TMT Mücahitler Derneği, Rum Yönetimi Lideri Dimitris Hristofyas’ın, 15 Aralık 2011 tarihinde Birleşmiş Milletlere sunduğu önerilerii gizli tutmayarak basına sızdırmasına tepki göstererek, bu durumu, müzakere sürecinin gizlilik ilkesini ihlal olarak nitelendirdi.

Dernek, Cumhurbaşkanı Derviş Eroğlu’nu  müzakerelerle ilgili süreci halka açıkça anlatmaya davet etti.
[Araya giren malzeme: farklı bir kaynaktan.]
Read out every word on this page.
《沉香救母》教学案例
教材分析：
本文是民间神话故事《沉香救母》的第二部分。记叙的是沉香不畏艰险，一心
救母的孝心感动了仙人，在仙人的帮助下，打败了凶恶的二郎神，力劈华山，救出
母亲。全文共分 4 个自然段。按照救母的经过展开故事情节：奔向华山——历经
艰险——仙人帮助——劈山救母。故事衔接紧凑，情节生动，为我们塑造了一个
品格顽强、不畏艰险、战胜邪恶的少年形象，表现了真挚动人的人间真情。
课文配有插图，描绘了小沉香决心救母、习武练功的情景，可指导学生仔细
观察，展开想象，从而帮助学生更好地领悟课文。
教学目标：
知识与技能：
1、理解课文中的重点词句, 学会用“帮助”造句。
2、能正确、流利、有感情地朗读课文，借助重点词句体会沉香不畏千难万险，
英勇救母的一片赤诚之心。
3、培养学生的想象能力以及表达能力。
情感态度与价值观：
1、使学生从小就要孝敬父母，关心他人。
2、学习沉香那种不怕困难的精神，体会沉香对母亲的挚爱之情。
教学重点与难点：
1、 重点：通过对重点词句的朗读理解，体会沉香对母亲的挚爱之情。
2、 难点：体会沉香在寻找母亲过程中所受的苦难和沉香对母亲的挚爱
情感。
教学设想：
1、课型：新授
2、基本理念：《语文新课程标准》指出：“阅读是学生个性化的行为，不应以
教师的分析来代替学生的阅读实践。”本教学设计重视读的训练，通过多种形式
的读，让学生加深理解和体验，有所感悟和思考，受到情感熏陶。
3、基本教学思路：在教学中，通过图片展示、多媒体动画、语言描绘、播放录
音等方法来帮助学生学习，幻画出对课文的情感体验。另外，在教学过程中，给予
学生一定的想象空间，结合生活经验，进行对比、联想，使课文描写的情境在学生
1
TMT Mücahitler Derneği Genel Başkanı Yılmaz Bora yaptığı yazılı açıklamda, “Rum tarafı bu iki yüzlülüğü yapmayı bir alışkanlık haline getirmiştir. Bunun yanında Kuzey Kıbrıs Türk Cumhuriyeti 2’nci Cumhurbaşkanı Talat’la, imzalanmamış olmasına rağmen ‘Dört Özgürlük’ te uzlaşıldığı iddia edilen bir sözde belgeyi de dağıtıp, basına sızdırması, tam bir aymazlıktır” dedi.

Hristofyas’ın amacının, Kıbrıs Türk halkı üzerinde psikolojik baskı yaratarak zaman kazanmak olduğunu ifade eden Bora, şu görüşleri dile getirdi:

“Rum halkı ve siyasileri nazarında, güven yitiren Hristofyas, bu bizans oyunlarıyla Rum Cumhurbaşkanlığı eçimlerinde siyasi prim yapmak için son kozlarını oynamaktadır. Müzakere sürecini etkisizleştirerek, sıkışıklıktan kurtulmaya, sözde Kıbrıs’ın dönem başkanlığının avantajlarından medet ummaktadır.

Kıbrıs Türk halkı açısından, Hristofyas’ın basına sızdırdığı, sözde Rum çözüm önerileri Rumların hayalleridir ve Kıbrıs’taki Türk varlığına son vermeyi hedeflemektedir.”

“İki Ayrı Egemen Devlet” olgusunun, Türkiye’nin etkin ve fiili garantörlüğünün, tartışılması veya ulandırılmasının asla kabul edilemeyeceğini, bunun görüşülmesinin dahi yapılamayacağını ifade eden Yılmaz Bora, Cumhurbaşkanı Derviş Eroğlu’nu müzakerelerle ilgili süreci halka  açıkça anlatmaya davet ederek açıklamasını  şöyle tamamladı:

“Rum tarafının,dezenformasyon yoluyla, halkımız arasında kuşkular yaratmasına ve 5 kol aaliyetlerine uygun zemin yaratmasına olanak vermemek için bunu gerekli görüyoruz. Yaratılmaya çalışılan suni gündemler ve olası dış baskılar karşısında, birlik ve bütünlüğe en çok ihtiyaç duyduğumuz bir dönemden geçtiğimizin bilincindeyiz. Bunun için halkımızın gerçeklerle bilgilendirilmesinin gereğine inanıyoruz.”